HMAS Parkes was much smaller than Alan’s previous ship. Lieutenant Commander Vidgen, RANR, who commissioned the ship when it entered the RAN on 25 May 1944 continued as Captain throughout Alan’s service in Parkes. With a crew of around 85, at 650 tons its single 2000 horsepower steam engine provided a maximum speed of 15 knots (27.8 kmh). The largest of their four guns was a 4-inch. These small warships were officially described as Bathurst Class Australian Minesweepers, but widely known as corvettes. The 60 ships of this class became the main stay of the Royal Australian Navy in Pacific where they performed all manner of tasks, but mostly spent their service on patrol and escort duties.
Parkes soon headed north, arriving at to Darwin on 7 November where she was based for escort and patrol duties in the Arafura Sea until the end of the war.
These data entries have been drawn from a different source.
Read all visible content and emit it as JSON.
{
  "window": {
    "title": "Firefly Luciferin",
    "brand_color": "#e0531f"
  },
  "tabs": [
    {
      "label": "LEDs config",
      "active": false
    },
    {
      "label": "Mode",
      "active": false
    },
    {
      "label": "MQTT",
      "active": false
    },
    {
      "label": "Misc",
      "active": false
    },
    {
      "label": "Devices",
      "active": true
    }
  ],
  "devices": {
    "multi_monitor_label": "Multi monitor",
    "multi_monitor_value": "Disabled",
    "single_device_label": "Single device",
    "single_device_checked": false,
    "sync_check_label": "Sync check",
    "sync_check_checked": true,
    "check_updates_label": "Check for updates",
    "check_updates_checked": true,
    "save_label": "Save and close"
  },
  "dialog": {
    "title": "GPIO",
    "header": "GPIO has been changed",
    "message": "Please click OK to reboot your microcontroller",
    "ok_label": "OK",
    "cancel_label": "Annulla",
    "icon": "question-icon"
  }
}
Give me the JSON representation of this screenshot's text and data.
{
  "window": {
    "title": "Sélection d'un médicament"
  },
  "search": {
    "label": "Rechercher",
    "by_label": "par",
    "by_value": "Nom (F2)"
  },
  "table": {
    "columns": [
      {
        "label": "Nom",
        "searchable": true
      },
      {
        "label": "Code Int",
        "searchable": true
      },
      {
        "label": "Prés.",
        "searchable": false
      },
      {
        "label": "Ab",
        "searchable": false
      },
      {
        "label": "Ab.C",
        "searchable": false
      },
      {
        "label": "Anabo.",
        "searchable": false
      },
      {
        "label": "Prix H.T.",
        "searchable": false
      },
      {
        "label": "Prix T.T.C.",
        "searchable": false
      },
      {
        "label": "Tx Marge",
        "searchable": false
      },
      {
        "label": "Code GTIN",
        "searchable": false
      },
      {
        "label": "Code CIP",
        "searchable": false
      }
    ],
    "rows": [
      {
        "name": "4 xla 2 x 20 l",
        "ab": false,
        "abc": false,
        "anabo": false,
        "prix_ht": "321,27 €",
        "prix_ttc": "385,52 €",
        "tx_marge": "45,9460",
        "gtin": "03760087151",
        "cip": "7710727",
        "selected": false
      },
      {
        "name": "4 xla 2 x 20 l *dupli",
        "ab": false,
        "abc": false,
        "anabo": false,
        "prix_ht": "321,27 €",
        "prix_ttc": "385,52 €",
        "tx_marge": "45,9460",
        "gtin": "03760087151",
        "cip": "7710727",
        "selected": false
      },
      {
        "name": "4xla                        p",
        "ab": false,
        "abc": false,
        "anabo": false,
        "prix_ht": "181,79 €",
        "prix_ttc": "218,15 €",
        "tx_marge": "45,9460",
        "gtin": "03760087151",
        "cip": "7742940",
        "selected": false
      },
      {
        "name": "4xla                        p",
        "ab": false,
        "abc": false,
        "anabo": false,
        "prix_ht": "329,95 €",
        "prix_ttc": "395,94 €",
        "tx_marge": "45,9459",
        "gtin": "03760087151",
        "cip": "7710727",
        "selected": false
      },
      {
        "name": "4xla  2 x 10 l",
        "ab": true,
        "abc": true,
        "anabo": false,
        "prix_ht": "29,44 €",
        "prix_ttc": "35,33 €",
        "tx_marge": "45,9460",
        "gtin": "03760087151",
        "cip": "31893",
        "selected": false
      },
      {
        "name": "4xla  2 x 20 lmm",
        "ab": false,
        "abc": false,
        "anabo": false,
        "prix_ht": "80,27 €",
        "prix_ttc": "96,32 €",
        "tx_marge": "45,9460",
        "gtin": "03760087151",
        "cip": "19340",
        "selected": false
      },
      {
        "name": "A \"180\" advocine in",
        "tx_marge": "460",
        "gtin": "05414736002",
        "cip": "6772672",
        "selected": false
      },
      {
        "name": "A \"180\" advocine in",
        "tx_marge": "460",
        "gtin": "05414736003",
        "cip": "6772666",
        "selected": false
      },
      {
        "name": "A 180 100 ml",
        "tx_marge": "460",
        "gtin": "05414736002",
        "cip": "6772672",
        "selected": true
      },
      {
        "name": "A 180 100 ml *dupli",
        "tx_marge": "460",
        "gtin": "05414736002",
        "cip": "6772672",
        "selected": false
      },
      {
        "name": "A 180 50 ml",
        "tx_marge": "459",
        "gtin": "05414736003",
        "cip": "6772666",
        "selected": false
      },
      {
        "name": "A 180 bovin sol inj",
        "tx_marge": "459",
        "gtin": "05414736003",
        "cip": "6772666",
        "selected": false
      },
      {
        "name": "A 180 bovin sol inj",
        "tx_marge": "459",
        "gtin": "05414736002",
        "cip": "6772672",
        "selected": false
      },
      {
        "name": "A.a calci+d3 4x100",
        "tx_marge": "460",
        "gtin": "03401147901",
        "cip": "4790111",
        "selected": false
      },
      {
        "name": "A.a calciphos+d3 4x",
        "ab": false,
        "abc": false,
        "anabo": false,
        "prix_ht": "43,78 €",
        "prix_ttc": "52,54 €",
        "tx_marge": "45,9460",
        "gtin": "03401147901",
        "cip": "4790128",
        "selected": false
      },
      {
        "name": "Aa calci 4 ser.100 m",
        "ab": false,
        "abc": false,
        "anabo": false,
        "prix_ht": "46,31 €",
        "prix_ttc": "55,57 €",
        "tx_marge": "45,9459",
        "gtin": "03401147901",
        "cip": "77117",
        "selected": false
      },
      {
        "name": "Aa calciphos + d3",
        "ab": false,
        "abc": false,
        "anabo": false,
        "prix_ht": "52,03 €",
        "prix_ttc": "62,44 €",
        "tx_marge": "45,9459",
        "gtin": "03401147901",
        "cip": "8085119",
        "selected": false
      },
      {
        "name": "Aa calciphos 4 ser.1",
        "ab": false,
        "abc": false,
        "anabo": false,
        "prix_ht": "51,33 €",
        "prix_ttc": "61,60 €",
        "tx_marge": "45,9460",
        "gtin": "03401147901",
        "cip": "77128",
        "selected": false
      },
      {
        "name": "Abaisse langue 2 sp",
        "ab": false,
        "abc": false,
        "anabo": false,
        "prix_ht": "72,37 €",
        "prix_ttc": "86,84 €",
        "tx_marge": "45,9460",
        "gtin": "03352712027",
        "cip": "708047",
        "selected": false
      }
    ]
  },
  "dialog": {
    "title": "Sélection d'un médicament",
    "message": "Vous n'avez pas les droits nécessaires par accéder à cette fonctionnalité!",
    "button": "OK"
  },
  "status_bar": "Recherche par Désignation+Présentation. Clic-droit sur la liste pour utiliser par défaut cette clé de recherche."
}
On 20 December she rescued six former Dutch prisoners of war who had escaped from the Japanese in an outrigger – canoe. Parkes was attached to the 24th Minesweeping Flotilla, comprising corvettes based at Darwin, but at that late stage of the war would have rarely performed minesweeping.
On 22 July 1945 while playing in his ship’s Rugby team against HMAS Echuca, Alan’s left ankle was fractured. He was drafted ashore the next day to the Darwin Depot HMAS Melville for ongoing medical treatment. Sent south to South Australia for rehabilitation, he was admitted as a patient at the 105th Australian General Hospital at Daws Road, on 27 August until released to HMAS Torrens on 19 November. Drafted to the Sydney area from mid December 1945 he spent short periods at the depots HMAS Penguin and HMAS Watson, before returning to South Australia in early March. Alan was discharged from the Royal Australian Navy on 20 March 1946. He was later awarded the 1939-1945 Star, the Pacific Star, the War Medal 1939-1945 and the Australia Service Medal 1939-1945.
On discharge, a serviceman was offered ten pounds to purchase tools-of-trade, but Alan chose not to claim the money. His father, upon learning this, declared Alan “mad” as he could have purchased some fishing nets with the money. Alan resumed fishing with his father, and later with other local skippers. After a stint working for local builder Ivan BARTEL, Alan joined local building supply firm Wool Bay Lime where he remained for 23 years, rising to the position of manager.
On 25 September 1948, Alan married Patricia Ellen WALTERS and there were three children of the marriage.
Alan William Jenkins died on 31 May 2006, age 81. He is buried in the Victor Harbor Cemetery.